# Can't Find Craftsman Router Base Plate



## DucatiTorrey (Oct 4, 2009)

Hey everyone, i am building my first router table, and need a flush mount blas plate for my router,

i have the Craftsman 2 hp Soft Start Fixed Base Router with Electronic Feedback Control, 11 amp router

it has three evenly spaced holes to mount

so, i need a plate, and im really really new to this, any help you can give would amazing


thanks

jim:yes2:


----------



## DucatiTorrey (Oct 4, 2009)

someone mentioned this site
www .oak -park.com

any word on them? they seem unsure about craftsman routers


----------



## bobj3 (Jan 17, 2006)

Hi Jim

You will not find one drilled out for your router,it's to new, so to say you will need to drill one out,,easy stuff use the one on the router now for the pattern..

- Harbor Freight Tools - Quality Tools at the Lowest Prices

make the item below to line up the plate to your router..

a bolt that you cut off some of the threads and the head and cut a disk out of some 1/8" plastic that is held in place with a nuts to the bolt..use a hole saw to make the disk..


I just made two for me just for kicks,see below, took about 30 mins. to make two of them..
1 3/8" and 1 3/4" size..

Below you will also see a simple jig to get the hole saw cut outs right on the button..
They need to be true and dead on, hole saw them out just a little bit bigger then sand them down to the true size. 

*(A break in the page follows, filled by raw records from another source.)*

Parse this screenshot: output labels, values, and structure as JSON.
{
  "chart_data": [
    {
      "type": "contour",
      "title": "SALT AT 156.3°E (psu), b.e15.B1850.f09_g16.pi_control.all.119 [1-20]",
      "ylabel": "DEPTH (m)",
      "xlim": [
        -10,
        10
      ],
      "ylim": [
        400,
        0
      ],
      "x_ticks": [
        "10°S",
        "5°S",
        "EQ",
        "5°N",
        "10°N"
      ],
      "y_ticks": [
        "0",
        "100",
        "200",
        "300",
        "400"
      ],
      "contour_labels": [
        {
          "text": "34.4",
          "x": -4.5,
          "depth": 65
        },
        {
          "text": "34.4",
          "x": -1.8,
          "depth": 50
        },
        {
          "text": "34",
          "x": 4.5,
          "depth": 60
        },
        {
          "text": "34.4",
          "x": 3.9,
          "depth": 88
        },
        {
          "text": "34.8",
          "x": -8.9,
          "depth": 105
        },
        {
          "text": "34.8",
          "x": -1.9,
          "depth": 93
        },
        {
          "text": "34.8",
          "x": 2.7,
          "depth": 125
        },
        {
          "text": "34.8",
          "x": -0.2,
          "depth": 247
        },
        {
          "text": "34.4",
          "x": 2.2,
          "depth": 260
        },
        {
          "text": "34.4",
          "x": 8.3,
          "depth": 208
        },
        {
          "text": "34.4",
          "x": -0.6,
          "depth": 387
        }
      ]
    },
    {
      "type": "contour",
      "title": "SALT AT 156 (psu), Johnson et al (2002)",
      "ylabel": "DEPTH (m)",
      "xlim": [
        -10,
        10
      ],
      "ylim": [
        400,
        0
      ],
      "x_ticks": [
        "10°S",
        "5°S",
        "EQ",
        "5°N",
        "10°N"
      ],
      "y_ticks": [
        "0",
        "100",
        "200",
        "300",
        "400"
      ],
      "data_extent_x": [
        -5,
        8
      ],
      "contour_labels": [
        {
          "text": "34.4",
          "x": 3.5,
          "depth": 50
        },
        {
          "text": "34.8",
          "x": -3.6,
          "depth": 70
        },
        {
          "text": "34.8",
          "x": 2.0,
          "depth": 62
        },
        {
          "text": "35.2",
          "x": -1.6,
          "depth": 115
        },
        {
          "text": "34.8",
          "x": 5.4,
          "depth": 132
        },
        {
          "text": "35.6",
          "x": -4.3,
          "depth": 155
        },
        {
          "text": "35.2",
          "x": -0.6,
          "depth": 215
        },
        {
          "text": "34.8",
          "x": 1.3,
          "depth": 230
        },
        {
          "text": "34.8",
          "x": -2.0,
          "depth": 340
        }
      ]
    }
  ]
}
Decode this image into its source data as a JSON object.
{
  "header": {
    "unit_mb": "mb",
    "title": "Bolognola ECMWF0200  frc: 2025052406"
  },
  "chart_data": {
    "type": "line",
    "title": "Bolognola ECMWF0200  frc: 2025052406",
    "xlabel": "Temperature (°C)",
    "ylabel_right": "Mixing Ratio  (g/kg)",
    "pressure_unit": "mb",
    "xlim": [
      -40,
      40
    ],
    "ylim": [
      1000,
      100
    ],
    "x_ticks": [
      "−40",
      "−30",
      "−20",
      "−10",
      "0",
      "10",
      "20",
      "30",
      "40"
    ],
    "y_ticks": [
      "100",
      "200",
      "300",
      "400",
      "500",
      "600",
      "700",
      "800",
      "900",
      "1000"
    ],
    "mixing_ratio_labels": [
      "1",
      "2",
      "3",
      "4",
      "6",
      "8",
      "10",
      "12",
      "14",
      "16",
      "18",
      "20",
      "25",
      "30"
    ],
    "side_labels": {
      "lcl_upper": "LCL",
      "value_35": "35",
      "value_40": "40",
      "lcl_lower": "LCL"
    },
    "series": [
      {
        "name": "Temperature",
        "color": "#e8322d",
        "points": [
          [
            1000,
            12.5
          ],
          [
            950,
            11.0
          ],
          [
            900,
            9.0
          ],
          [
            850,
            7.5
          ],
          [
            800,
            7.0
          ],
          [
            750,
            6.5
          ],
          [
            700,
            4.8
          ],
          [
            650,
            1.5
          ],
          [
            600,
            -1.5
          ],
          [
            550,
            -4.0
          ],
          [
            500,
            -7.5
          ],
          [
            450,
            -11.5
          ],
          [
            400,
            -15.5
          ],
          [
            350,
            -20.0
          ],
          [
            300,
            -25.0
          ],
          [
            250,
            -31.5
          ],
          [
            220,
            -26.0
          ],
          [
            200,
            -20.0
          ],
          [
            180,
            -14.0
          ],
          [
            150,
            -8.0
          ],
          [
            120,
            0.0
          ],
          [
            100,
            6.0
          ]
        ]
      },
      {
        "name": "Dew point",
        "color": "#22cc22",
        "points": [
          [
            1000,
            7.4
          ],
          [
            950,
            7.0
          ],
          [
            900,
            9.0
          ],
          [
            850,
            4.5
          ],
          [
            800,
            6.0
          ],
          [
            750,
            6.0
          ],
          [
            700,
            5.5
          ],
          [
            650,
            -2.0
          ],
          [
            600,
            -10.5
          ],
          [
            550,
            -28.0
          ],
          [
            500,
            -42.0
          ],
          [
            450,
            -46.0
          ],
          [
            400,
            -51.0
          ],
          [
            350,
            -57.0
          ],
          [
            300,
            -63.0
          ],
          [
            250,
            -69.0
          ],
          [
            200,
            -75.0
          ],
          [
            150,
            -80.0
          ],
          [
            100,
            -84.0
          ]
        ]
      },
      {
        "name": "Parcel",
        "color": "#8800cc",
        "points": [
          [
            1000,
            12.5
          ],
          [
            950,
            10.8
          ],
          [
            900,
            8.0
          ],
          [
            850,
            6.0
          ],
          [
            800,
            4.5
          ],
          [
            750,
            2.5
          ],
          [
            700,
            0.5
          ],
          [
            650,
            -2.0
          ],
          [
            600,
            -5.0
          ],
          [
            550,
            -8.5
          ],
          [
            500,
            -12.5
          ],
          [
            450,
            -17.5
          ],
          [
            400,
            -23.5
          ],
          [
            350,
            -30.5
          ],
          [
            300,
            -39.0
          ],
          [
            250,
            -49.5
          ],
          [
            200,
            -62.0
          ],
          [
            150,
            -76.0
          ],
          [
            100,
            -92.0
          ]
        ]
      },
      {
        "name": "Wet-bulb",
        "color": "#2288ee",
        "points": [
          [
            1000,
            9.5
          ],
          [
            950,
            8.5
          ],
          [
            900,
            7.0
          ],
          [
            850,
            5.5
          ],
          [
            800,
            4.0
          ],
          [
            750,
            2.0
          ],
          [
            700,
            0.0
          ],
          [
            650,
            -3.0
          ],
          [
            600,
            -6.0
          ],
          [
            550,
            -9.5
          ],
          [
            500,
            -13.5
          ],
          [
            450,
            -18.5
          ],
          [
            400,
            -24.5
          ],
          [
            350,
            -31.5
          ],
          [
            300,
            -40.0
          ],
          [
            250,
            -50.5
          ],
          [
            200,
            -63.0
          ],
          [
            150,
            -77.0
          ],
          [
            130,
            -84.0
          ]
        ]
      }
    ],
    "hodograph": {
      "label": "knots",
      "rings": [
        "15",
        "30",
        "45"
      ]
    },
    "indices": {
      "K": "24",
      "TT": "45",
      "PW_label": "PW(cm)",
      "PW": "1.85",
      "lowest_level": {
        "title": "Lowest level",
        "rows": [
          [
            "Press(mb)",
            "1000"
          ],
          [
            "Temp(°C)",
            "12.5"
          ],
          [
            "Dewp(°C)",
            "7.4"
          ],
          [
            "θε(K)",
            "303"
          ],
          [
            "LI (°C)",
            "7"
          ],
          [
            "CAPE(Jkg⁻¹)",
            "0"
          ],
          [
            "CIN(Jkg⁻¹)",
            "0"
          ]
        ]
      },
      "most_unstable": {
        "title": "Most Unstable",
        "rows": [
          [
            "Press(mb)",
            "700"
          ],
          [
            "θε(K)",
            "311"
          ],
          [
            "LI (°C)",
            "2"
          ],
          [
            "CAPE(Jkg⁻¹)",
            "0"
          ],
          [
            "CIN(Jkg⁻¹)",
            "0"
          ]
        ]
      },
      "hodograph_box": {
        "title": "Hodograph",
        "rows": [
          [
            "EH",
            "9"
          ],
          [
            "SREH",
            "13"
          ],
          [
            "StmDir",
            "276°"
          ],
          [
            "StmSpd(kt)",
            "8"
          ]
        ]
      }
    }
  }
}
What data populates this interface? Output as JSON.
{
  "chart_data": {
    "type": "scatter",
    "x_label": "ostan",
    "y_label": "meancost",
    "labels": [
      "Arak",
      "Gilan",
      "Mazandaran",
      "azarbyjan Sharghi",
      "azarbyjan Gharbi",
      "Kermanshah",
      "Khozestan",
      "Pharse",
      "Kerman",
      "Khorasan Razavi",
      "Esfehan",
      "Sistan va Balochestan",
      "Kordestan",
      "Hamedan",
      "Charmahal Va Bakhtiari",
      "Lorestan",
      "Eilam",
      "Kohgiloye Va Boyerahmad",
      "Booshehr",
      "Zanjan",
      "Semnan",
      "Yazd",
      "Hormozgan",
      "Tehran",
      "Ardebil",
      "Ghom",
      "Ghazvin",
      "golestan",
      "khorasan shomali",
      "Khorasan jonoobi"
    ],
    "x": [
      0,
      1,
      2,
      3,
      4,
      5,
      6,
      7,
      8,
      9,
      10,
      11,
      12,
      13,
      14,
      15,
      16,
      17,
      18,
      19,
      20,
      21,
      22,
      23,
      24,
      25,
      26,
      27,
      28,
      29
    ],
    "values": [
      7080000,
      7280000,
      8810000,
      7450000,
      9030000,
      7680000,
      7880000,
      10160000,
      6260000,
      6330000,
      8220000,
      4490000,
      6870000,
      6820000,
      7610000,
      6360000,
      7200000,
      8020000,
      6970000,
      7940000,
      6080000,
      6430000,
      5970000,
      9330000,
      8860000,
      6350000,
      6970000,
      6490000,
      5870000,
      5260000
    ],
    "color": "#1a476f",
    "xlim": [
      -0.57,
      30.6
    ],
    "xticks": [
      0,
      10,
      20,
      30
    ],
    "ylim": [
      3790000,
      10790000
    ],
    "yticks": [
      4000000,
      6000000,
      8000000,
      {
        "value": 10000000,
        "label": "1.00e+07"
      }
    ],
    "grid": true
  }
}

NOTE------if you make one besure the bolt you use is a true 1/4" ,many bolts now days are under size with rolled threads,,you don't want to wipe out the router collet nut by using a smaller bolt..

=========



DucatiTorrey said:


> Hey everyone, i am building my first router table, and need a flush mount blas plate for my router,
> 
> i have the Craftsman 2 hp Soft Start Fixed Base Router with Electronic Feedback Control, 11 amp router
> 
> ...


----------



## Twill57 (Jun 8, 2009)

Jigs:
Great tip on the plate centering tool, and the sanding jig as well.


----------



## bobj3 (Jan 17, 2006)

Thanks Tom

The jig can be used on many things like toy wheels,etc.just about anything you want it to be the same size..or smoooooooth 

The line up pin is so simple, it's almost fool proof and works on almost all routers..

The cone point set screws in the picture are used to put in marks to drill the holes for the mounting holes,,,you can make your own with standard set screws ,chuck them in a drill and grind the cup point to a sharp point...then screw them in the router base and use the line up tool and tap the base with a hammer and you have the marks on dead center to drill the holes out..  no guess work...I do recommend drilling the holes a little bit bigger than they need to be so you can move the base plate around to line it up.. 



======

===



Twill57 said:


> Jigs:
> Great tip on the plate centering tool, and the sanding jig as well.


----------